I promptly realized this was wishful thinking and that something was seriously wrong.

Timidly, I walked over to him and before even touching his cold flesh I knew he was dead. Maybe it was the pallor of his skin, maybe it was the unnatural stillness, but something made it obvious. The ineffable spark of life was gone.

I, being raised like any good middle-class kid, was taught to believe that going to the police would make any bad situation better. So I called 911.

When the first officer arrived a few minutes later, I had a flash of hope that he would, by his mere presence, put everything right again. As soon as I heard him radio in to cancel the EMTs, the reality of the situation hit me.

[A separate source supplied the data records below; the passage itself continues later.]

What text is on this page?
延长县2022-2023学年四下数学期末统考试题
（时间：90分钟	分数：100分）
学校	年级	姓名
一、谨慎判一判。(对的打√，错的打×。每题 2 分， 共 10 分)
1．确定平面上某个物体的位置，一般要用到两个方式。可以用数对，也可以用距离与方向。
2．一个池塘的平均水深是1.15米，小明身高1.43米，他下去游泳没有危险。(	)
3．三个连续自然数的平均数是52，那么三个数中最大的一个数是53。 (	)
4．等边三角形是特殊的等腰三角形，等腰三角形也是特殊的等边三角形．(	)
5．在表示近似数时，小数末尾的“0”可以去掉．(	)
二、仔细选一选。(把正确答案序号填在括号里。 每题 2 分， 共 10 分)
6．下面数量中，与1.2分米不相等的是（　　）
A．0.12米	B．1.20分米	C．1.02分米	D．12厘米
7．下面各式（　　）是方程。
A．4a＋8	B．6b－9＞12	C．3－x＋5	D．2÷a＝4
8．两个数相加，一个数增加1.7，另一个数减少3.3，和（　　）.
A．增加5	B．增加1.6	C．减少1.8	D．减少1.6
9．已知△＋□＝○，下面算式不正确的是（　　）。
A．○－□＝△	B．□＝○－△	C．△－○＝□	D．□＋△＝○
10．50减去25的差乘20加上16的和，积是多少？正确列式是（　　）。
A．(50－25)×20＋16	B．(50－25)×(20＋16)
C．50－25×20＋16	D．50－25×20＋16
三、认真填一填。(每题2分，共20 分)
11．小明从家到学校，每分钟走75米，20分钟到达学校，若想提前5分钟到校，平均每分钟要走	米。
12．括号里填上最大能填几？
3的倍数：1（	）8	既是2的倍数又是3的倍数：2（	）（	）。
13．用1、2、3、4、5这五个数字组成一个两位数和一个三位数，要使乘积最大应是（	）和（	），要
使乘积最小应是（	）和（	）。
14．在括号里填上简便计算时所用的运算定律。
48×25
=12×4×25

I was now hundreds of miles from anyone I knew, with no way to go anywhere and certainly no desire to stay in the house with the police and the body of a man I loved.

I was able to contact my mom. She called her college roommate, who came to pick me up.

I spent the next day in a daze, reading any lighthearted books I could get my hands on, swimming laps until I was too tired to continue, eating only because I knew I needed to.

Once I got back to Santa Barbara, life was a blur. Trying to wrap up the last week of school while coping with my dad’s death and helping my mom plan his funeral was the most challenging thing I’d ever faced. Luckily, my teachers were understanding and my friends and their families were incredibly supportive.

In the years since, I’ve come to accept that dying is something we’re all going to experience. I try to embrace everyday of life to its fullest, but that uneventful June day will stay with me forever.